Designing high-performance system heuristics is a creative, iterative process requiring experts to form hypotheses and execute multi-step conceptual shifts. While Large Language Models (LLMs) show promise in automating this loop, they struggle with complex system problems due to two critical failure modes: evolutionary neighborhood bias and the coherence ceiling. Evolutionary methods often remain trapped in local optima by relying on scalar benchmark scores, failing when coordinated multi-step changes are required. Conversely, existing agentic frameworks suffer from context degradation over long horizons or fail to accumulate knowledge across independent runs. We present Engram, an agentic researcher architecture that addresses these limitations by decoupling long-horizon exploration from the constraints of a single context window. Engram organizes exploration into a sequence of agents that iteratively design, test, and analyze mechanisms. At the conclusion of each run, an agent stores code snapshots, logs, and results in a persistent Archive and distills high-level modeling insights into a compact, persistent Research Digest. Subsequent agents then begin with a fresh context window, reading the Research Digest to build on prior discoveries. We find that Engram exhibits superior performance across diverse domains including multi-cloud multicast, LLM inference request routing, and optimizing KV cache reuse in databases with natural language queries.
Paper Structure (29 sections, 10 equations, 25 figures, 4 tables)

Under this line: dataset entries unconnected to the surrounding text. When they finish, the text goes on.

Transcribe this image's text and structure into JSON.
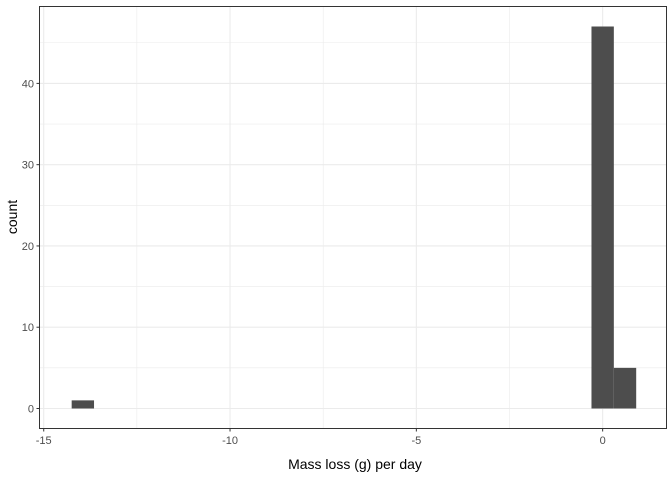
{
  "chart_data": {
    "type": "bar",
    "subtype": "histogram",
    "title": "",
    "xlabel": "Mass loss (g) per day",
    "ylabel": "count",
    "xlim": [
      -15.1,
      1.7
    ],
    "ylim": [
      -2.4,
      49.4
    ],
    "x_ticks": [
      -15,
      -10,
      -5,
      0
    ],
    "x_tick_labels": [
      "-15",
      "-10",
      "-5",
      "0"
    ],
    "y_ticks": [
      0,
      10,
      20,
      30,
      40
    ],
    "y_tick_labels": [
      "0",
      "10",
      "20",
      "30",
      "40"
    ],
    "bins": [
      {
        "x0": -14.25,
        "x1": -13.65,
        "count": 1
      },
      {
        "x0": -0.3,
        "x1": 0.3,
        "count": 47
      },
      {
        "x0": 0.3,
        "x1": 0.9,
        "count": 5
      }
    ],
    "grid": true,
    "bar_color": "#4d4d4d",
    "grid_color": "#ebebeb",
    "panel_border_color": "#333333"
  }
}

This paper contains 29 sections, 10 equations, 25 figures, 4 tables.

Figures (25)

  • Figure 1: The three paradigms for LLM-based heuristic design. Evolutionary approaches with code mutation invoke an LLM with a predefined context format, mutating and selecting candidates based on scalar scores. Iterative design with flexible tool access (e.g., Glia) performs coherent experiment-guided exploration, but each exploration is restricted to a bounded LLM context window. Engram combines agent explorations with a shared research digest that persists insights across explorations (\ref{['sec:design']}), imporving persistence while preserving long-horizon coherence and flexibility.
  • Figure 2: Engram's design is based on a sequence of reasoning-based agent explorations that produce and evaluate ideas based on hypotheses driven from experimental data analysis. Each agent begins by analyzing the problem and reviewing the research digest summarizing the findings of the previous agents, using that information to formulate its own exploration and experimentation plan. The agent executes this plan through design, experimentation, and analysis. Upon completion, it writes a summary of its findings to the research digest, stores all the details in the Archive, and hands of the research process to the next agent. The process typically terminates when the research budget is exhausted.
  • Figure 3: Workspace of a single agent in Engram.
  • Figure 4: Multi-cloud data replication from a source (purple) to destinations (blue) across the world, either directly or via a waypoint (yellow) to avoid expensive or slow links.
  • Figure 5: comparison for multi-cloud multicast with "Direction" prompt and o3 (lower is better). Engram achieves the strongest average best cost, outperforming both evolutionary approaches (EoH, FunSearch, OpenEvolve) and Glia. The whiskers show 90% confidence intervals.